If I may also quote from the biography of Conan Doyle by Russell Miller:"At the age of 22, the newly qualified Dr Conan Doyle was the Victorian embodiment of a 'fine figure of a man'. He carried his bulk lightly and walked with a purposeful gait, as if he always knew exactly where he was going. His wavy hair, slicked down with oil, was parted on the left, and he now sported a luxuriant walrus-like moustache, waxed into points, which covered his entire top like. His Edinburgh accent was pronounced, but he spoke slowly so that he was easily understood and looked whomever he was addressing directly in the eyes".
The argument that a tradition of him having a Scottish accent in other portrayals doesn't hold much water compared to the actual footage of him speaking - where his accent shows influence from his English father, Irish mother, his education in Lancashire all the many places he lived and was educated.
Well there you now effectively admit that the accent is not an English one (in a pure sense). Andrew Lycett described it thus "An Anglo-Scottish burr with perhaps a hint of Irish in it".Now Lycett and Miller have different opinions but the basic point is undisputed. The accent is most definitely not an English accent and Mangan is not even attempting to emulate either biographer's interpretation. The extent to which this detracts from his performance remains to be seen.
...and by the same logic you just admitted that the accent is not an Edinburgh one (in a pure sense)! Lyceum and Miller may have different opinions but the footage speaks (pun intended) for itself...In any case the programme makers of Houdini & Doyle have said they are not trying to make a drama documentary about the two figures, the show is fiction inspired by fact.
Touche. :-) The other argument of course is that we are both right and wrong. After all, our accents change throughout our lives as a result of external influence. The footage you refer to was filmed only a short while before his death. Miller refers to his accent in his 20s and Lycett is referring to a period in Doyle's 30s. At the time Doyle met Houdini he was in his 60s which is somewhat older than the age Mangan is presenting him as.I don't dispute the mission of the programme makers. I'm simply expressing a personal sense of disappointment that the accent Mangan is using does not conform to any of those described or heard. This doesn't mean the show won't be good.A pleasure to cross swords with you.
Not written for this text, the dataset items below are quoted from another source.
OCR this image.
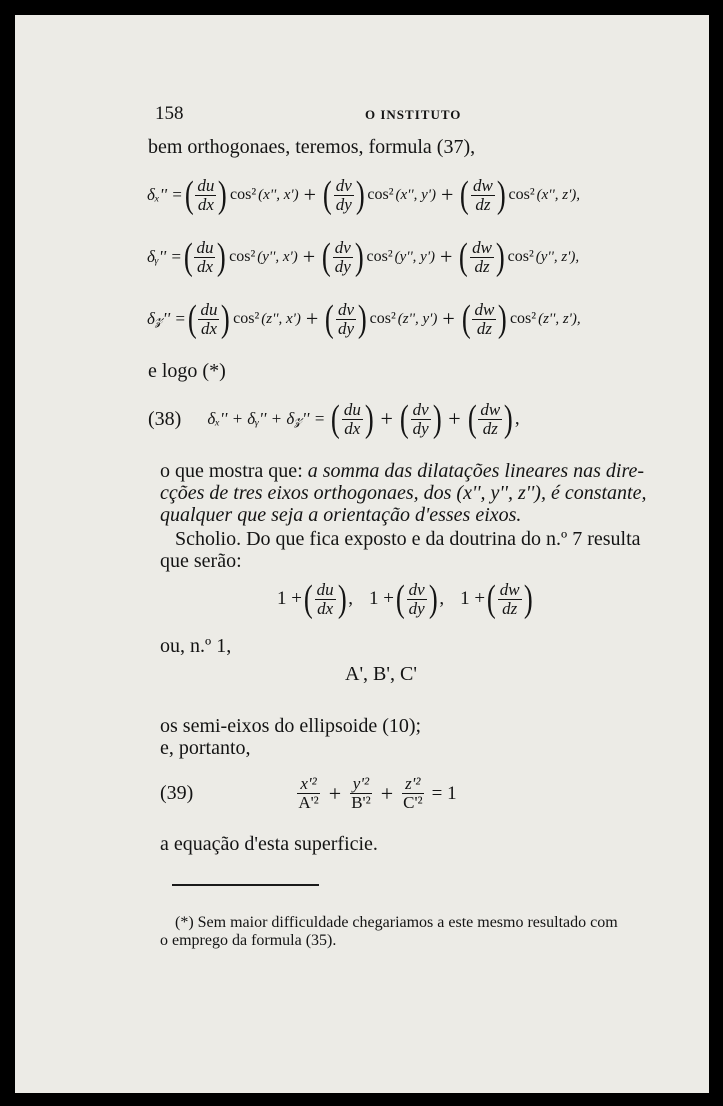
158	O INSTITUTO
bem orthogonaes, teremos, formula (37),
δₓ'' = ( $\frac{du}{dx}$ ) cos² (x'', x') + ( $\frac{dv}{dy}$ ) cos² (x'', y') + ( $\frac{dw}{dz}$ ) cos² (x'', z'),
δᵧ'' = ( $\frac{du}{dx}$ ) cos² (y'', x') + ( $\frac{dv}{dy}$ ) cos² (y'', y') + ( $\frac{dw}{dz}$ ) cos² (y'', z'),
δ𝓏'' = ( $\frac{du}{dx}$ ) cos² (z'', x') + ( $\frac{dv}{dy}$ ) cos² (z'', y') + ( $\frac{dw}{dz}$ ) cos² (z'', z'),
e logo (*)
(38) δₓ'' + δᵧ'' + δ𝓏'' = ( $\frac{du}{dx}$ ) + ( $\frac{dv}{dy}$ ) + ( $\frac{dw}{dz}$ ) ,
o que mostra que: a somma das dilatações lineares nas dire-
cções de tres eixos orthogonaes, dos (x'', y'', z''), é constante,
qualquer que seja a orientação d'esses eixos.
Scholio. Do que fica exposto e da doutrina do n.º 7 resulta
que serão:
1 + ( $\frac{du}{dx}$ ) , 1 + ( $\frac{dv}{dy}$ ) , 1 + ( $\frac{dw}{dz}$ )
ou, n.º 1,
A', B', C'
os semi-eixos do ellipsoide (10);
e, portanto,
(39)	x'²
$A'^2 + \frac{\text{y'²}}{\text{B'²}} + \frac{\text{z'²}}{\text{C'²}} = 1$
a equação d'esta superficie.
(*) Sem maior difficuldade chegariamos a este mesmo resultado com
o emprego da formula (35).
On a separate matter of market research. How did you find your way here? Twitter, Facebook? It's useful for me to know. Thanks
Thanks for that - yes I agree accents inevitably change throughout a lifetime. For actors trying to embody a character I think sometimes it becomes too much of a fixation and for me personally I would rather they find the spirit of the character than try to exactly mimic their sound or appearance. But I know it's a contentious subject!Found you via Twitter, great resource - thank you!
I'd welcome a guest post if you ever feel so inclined.